The subject of rifle shooting often crops up at one of the training camps.

“I’ll bet anyone here a box of cigars,” said Lieut. A., “that I can fire twenty-one shots at 200 yards and tell without waiting for the marker the result of each one correctly.”

“Done!” cried Maj. B. And the whole mess turned out early the next morning to witness the experiment.

The lieutenant fired.

“Miss!” he announced calmly.

Another shot.

“Miss!” he repeated.

A third shot.

“Miss!”

“Here, hold on!” put in Maj. B. “What are you trying to do?
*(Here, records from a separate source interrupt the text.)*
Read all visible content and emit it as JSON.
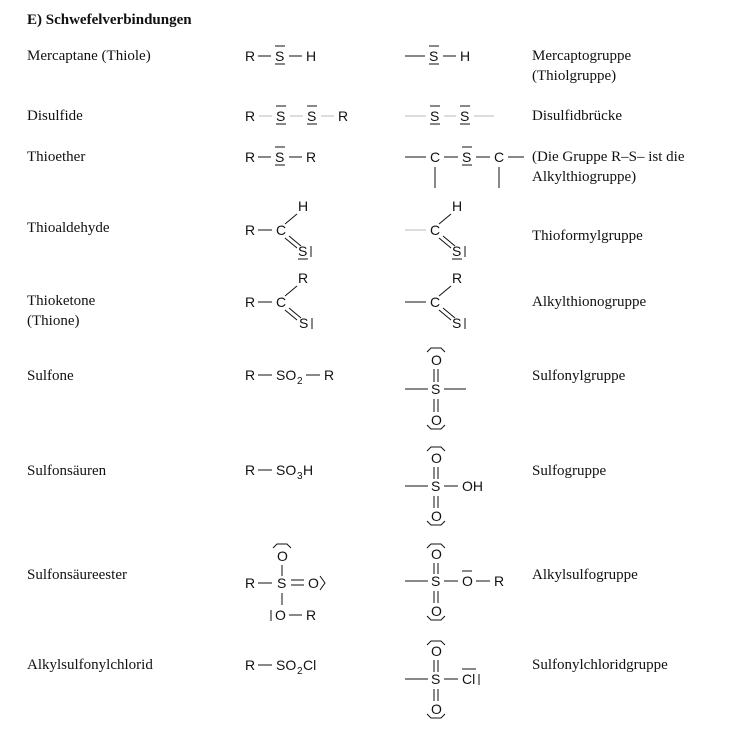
{
  "title": "E) Schwefelverbindungen",
  "rows": [
    {
      "name": "Mercaptane (Thiole)",
      "group": "Mercaptogruppe",
      "group2": "(Thiolgruppe)"
    },
    {
      "name": "Disulfide",
      "group": "Disulfidbrücke"
    },
    {
      "name": "Thioether",
      "group": "(Die Gruppe R–S– ist die",
      "group2": "Alkylthiogruppe)"
    },
    {
      "name": "Thioaldehyde",
      "group": "Thioformylgruppe"
    },
    {
      "name": "Thioketone",
      "name2": "(Thione)",
      "group": "Alkylthionogruppe"
    },
    {
      "name": "Sulfone",
      "group": "Sulfonylgruppe"
    },
    {
      "name": "Sulfonsäuren",
      "group": "Sulfogruppe"
    },
    {
      "name": "Sulfonsäureester",
      "group": "Alkylsulfogruppe"
    },
    {
      "name": "Alkylsulfonylchlorid",
      "group": "Sulfonylchloridgruppe"
    }
  ],
  "atoms": {
    "R": "R",
    "S": "S",
    "H": "H",
    "C": "C",
    "O": "O",
    "OH": "OH",
    "Cl": "Cl",
    "SO": "SO",
    "two": "2",
    "three": "3",
    "H_suffix": "H",
    "Cl_suffix": "Cl"
  }
}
You’re not firing for the target!”

“Of course not!” was the cool response. “I’m firing for those cigars!”

A LADY FROM HELL

Two “kilties” from the same town met in a rest camp “somewhere in France” and started exchanging confidences.

“Whit like a sendoff did yer wuman gie ye, Sandy, when ye left for France?” asked Jock presently.

Sandy lit a fresh cigaret before he replied frankly:

“Says she, ‘Noo, there’s yer train, Sandy; in ye get, an’ see an’ do yer duty. By jingo, ma mannie, if I thocht ye wed shirk it oot yonder I wud see ye was wounded afore ye gang off.’ That’s the sendoff she gaed me, Jock.”

THEORY VS. FACT

United States Senator Howard Sutherland, of West Virginia, tells a story about a mountain youth who visited a recruiting office in the Senator’s State for the purpose of enlisting in the regular army. The examining physician found the young man as sound as a dollar, but that he had flat feet.

“I’m sorry,” said the physician, “but I’ll have to turn you down. You’ve got flat feet.”

The mountaineer looked sorrowful. “No way for me to git in it, then?” he inquired.

“I guess not. With those flat feet of yours you wouldn’t be able to march even five miles.”

The youth from the mountains studied a moment. Finally he said: “I’ll tell you why I hate this so darned bad. You see, I walked nigh on to one hundred and fifty miles over the mountains to git here, and gosh, how I hate to walk back!”

ONWARD, CHRISTIAN SOLDIER!

Two men went to the Y. M. C. A. director in one of the camps and said that they were in the habit of kneeling down and saying their prayers at home. What ought they to do here?

“Try it out,” was the advice.

They did; the second night two others in the barracks joined them; the third night a few more; gradually the number increased until considerably more than half the men resumed the habit of childhood and knelt by their cots in prayer before turning in.

A company captain in one of the cantonments the first evening his men stood at attention for retreat said: “Men, this is a serious business we are engaged in; it is fitting that we should pray about it.” There and then this Plattsburg Reserve officer made a simple and earnest prayer for the divine blessing upon their lives and their work. The impression upon the men was described as tremendous. Such incidents indicate the general spirit of the new armies.

WHO WAS THE JOKE ON?

They are telling the story in London taprooms of a German soldier who laughed uproariously all the time he was being flogged. When the officer, at the end, inquired the cause of the private’s mirth, the latter broke into a fresh fit of laughter and cried:

“Why, I’m the wrong man!”

REAL YANKEE LANGUAGE

A French soldier who came proudly up to an American in a certain headquarters town the other day asked:

“You spik French?”

“Nope,” answered the American, “not yet.”

The Frenchman smiled complacently.

“Aye spik Eengleesh,” he said. The American grinned and the Frenchman looked about for some means to show his prowess in the foreign tongue. At that moment a French girl, very neat and trim in her peaked hat, long coat, and high laced boots, came along. The Frenchman jerked his head toward her, looked knowingly at the American, and said triumphantly: “Chicken.”

The American roared.

“Shake,” he said, extending his hand. “You don’t speak English; you speak American.”